El diseño modificado tiene como objetivo crear condiciones de calentamiento más favorables, con la esperanza de limitar, aunque no eliminar, la aparición de grietas en el escudo térmico.
Retorno seguro
El proceso de investigación ha dado a los expertos de la NASA la confianza de que, incluso si el escudo térmico no funciona de manera óptima, los astronautas regresarán a casa sanos y salvos. Howard Hu, director del programa Orión de la NASA, reiteró esta opinión en una entrevista previa al lanzamiento a finales de marzo. También confirmó que la agencia espacial comenzará a evaluar el rendimiento del escudo térmico de Artemis II inmediatamente después de su regreso.
La NASA ha recalcado repetidamente que la seguridad es su máxima prioridad. En un comunicado a CNN, manifestó que la agencia “consideró todos los aspectos” al tomar sus decisiones con respecto al escudo térmico de Artemis II, y señaló que también existe “incertidumbre asociada al desarrollo y la calificación de los procesos de cambio del proceso de fabricación”.
Al respecto, tanto los altos cargos del programa Artemis II como los astronautas han manifestado su confianza en que la NASA comprende el problema y que la cápsula regresará a casa sana y salva.

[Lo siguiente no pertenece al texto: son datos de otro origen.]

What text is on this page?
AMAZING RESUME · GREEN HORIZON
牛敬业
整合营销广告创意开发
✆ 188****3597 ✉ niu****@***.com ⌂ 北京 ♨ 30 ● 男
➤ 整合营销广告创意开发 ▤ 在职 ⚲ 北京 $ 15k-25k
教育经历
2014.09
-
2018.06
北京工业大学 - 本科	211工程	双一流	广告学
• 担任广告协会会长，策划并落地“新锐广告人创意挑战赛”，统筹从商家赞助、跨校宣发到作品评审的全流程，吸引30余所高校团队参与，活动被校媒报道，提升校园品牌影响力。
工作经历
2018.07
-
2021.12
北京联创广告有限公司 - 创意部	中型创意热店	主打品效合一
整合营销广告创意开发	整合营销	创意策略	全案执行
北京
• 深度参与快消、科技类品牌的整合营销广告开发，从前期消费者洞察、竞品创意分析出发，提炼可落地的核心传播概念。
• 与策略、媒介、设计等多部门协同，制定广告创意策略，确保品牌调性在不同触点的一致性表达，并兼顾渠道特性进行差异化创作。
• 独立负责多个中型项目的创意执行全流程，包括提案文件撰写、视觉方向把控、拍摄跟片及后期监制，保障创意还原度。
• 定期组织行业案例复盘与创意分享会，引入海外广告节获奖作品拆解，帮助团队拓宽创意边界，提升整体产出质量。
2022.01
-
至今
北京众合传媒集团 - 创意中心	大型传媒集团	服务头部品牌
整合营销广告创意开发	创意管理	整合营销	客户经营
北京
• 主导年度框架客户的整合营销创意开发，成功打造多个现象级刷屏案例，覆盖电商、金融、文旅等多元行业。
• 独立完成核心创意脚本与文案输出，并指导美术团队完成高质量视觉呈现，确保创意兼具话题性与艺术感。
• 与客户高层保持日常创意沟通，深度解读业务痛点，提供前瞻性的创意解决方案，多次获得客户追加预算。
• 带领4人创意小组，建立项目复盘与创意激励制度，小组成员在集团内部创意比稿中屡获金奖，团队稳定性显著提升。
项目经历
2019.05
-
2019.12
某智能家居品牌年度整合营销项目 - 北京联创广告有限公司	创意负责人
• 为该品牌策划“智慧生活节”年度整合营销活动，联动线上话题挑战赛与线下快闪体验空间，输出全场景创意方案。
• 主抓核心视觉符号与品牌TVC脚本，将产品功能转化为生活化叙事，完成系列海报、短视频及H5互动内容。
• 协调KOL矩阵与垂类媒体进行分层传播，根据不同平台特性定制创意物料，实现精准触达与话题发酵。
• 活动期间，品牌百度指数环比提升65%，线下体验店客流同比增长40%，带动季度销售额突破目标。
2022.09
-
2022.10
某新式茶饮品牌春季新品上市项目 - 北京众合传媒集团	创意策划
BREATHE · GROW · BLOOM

“Los investigadores descubrieron la causa principal, que fue clave” para comprender y resolver el problema del escudo térmico, declaró el astronauta de Artemis II, Reid Wiseman, a los periodistas en julio pasado. “Si seguimos la nueva trayectoria de reentrada que la NASA ha planeado, este escudo térmico será seguro para volar”.
Amerizaje
Una vez completada la reentrada en la atmósfera y superadas las altísimas temperaturas del descenso, la nave espacial libera la cubierta protectora de su compartimento frontal.
A partir de ese instante comienza la fase final del aterrizaje, en la que primero se despliegan dos paracaídas de frenado, cuya función es reducir de manera significativa la velocidad inicial de la cápsula, dejándola en torno a los 494 kilómetros por hora, y después se abren tres paracaídas guía, que estabilizan el descenso y preparan el despliegue de los tres paracaídas principales.

Con este sistema, la cápsula Orion reduce su velocidad hasta aproximadamente 27 kilómetros por hora antes de tocar el océano Pacífico. En ese punto, equipos de la NASA y de la Marina estadounidense esperan su llegada para recuperar la nave y rescatar a la tripulación.